Чтобы избежать печального очарования этого голоса и образов, вызываемых этим голосом, я поднял глаза и смотрел сквозь деревья парка на дома Стокгольма, в их пепельном цвете, подчеркнутом ослабленным закатным освещением. Я видел вдали, над Королевским дворцом, над храмами Гамль Стада[90] распростертое синее небо, медленно поглощаемое сумерками, похожее на небо Парижа; это прустовское небо, точно из синей бумаги, что и за окнами моего Парижского дома на площади Дофина[91], которое я видел расстилающимся над крышами левого берега, стрелой Сент-Шапелль, мостами Сены, Лувром[92], и эти приглушенные пунцовые, пламенные розовые, серые с синеватыми облаками тона, весь их согласный и мягкий аккорд вместе с черными, слегка растушеванными шиферными кровлями, потихоньку сжимали мое сердце. В этот момент я подумал, что и принц Евгений, — он тоже был персонажем со стороны Германта, кто знает? Быть может — один из этих действующих лиц, которые припоминают имя Эльстира[93]. И я был уже готов задать ему вопрос, который сжигал мне губы, готов был просить его трепещущим голосом говорить мне о ней, о госпоже Германтской, когда принц Евгений умолк. После долгого молчания, во время которого он, казалось, собирал, чтобы защитить их, образы своей молодости, позади экрана своих закрытых век, он спросил меня, не возвращался ли я когда-нибудь в Париж в продолжение войны.
Мне не захотелось ему отвечать. Я испытывал нечто вроде мучительной стыдливости; я не хотел говорить ему о Париже, о моем молодом Париже, и я поднял голову, я медленно поднял голову, пристально глядя на него. Потом я сказал ему:
— Нет, я никогда не был в Париже во время войны; я не хочу возвращаться в Париж до тех пор, пока продолжается война.
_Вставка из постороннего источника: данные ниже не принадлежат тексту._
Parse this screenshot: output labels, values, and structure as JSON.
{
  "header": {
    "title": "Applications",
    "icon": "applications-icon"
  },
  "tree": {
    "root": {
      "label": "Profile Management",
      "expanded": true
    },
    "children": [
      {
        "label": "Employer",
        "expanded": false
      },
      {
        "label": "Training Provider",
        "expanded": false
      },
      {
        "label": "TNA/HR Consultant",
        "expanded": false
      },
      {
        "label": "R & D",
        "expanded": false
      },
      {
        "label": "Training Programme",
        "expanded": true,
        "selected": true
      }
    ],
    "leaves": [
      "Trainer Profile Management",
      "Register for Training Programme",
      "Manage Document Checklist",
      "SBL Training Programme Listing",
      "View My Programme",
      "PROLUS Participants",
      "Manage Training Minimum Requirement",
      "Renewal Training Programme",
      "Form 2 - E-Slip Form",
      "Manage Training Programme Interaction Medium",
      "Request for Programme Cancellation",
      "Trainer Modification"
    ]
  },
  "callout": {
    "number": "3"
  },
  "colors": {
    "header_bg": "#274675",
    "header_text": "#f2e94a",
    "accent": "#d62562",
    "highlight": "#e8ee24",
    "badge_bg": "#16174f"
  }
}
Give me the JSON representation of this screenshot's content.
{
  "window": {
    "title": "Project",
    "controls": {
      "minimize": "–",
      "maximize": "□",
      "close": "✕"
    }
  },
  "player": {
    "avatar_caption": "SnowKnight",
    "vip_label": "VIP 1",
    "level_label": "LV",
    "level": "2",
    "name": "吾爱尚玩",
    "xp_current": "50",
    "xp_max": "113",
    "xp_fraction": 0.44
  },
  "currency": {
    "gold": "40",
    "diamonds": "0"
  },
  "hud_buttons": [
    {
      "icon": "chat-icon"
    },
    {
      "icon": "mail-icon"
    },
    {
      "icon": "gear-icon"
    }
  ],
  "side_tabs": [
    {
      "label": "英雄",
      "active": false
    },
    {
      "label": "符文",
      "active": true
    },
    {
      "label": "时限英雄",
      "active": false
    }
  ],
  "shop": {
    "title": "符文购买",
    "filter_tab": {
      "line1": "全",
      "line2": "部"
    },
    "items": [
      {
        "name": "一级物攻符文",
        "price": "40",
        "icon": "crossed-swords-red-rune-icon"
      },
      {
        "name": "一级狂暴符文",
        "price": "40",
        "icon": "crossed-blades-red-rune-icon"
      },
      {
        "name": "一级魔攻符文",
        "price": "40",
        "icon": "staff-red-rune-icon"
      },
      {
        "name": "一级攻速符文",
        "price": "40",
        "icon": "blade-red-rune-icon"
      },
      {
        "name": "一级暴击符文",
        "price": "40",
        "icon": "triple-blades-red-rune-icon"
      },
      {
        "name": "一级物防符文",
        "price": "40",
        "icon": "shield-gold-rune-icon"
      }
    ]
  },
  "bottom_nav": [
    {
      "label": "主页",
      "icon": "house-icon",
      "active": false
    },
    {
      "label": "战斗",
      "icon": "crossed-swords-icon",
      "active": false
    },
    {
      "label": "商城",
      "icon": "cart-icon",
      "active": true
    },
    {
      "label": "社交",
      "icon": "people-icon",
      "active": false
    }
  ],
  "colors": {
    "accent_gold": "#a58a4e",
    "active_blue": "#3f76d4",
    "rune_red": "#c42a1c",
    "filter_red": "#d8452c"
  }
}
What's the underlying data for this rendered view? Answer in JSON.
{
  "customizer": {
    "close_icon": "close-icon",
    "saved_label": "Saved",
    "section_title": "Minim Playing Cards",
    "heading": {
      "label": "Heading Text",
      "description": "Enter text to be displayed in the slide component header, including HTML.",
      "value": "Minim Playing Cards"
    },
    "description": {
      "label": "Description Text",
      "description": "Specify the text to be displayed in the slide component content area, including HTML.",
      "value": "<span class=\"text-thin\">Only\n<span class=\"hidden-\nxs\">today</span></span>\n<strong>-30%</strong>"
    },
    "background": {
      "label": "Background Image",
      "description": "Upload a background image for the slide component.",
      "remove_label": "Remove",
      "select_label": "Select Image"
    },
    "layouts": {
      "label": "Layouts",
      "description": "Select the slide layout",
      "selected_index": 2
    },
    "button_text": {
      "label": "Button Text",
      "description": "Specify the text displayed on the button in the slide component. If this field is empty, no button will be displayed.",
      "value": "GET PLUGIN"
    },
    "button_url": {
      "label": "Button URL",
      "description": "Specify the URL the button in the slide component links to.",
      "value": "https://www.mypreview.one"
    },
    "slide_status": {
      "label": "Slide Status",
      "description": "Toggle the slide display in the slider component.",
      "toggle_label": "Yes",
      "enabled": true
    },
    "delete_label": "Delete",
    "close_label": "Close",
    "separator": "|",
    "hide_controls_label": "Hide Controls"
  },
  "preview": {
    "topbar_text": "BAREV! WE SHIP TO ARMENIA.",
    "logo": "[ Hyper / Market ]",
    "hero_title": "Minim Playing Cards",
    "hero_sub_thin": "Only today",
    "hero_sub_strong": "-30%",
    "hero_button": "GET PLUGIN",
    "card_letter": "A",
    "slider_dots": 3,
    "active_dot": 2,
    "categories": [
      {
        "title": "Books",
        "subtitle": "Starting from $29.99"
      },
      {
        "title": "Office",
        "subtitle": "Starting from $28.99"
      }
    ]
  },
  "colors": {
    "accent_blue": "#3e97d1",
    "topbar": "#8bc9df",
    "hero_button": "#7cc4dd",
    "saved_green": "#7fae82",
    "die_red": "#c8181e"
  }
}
Поверх картин далекого Парижа госпожи Германтской перед моими глазами медленно накладывались дорогие, мучительные картины Парижа более юного, более беспокойного, более печального может быть. Как лица прохожих, мелькающих в густом тумане за витриной кафе, в моей памяти всплывали лица Альбертины, Одетты, Сен-Лу, тени подростков, которые виднелись за спинами Свана и господина де Шарлю, лица, отмеченные алкоголем, бессонницей, чувственностью персонажей Апполинера[94], Матисса[95], Пикассо[96], Хемингуэя[97], духи синие и серые Поля Элюара[98].
— Я видел немецких солдат во всех городах Европы, — сказал я, — но я не хочу видеть их в Париже.
Принц Евгений опустил голову на грудь и сказал далеким голосом: «Париж, увы!»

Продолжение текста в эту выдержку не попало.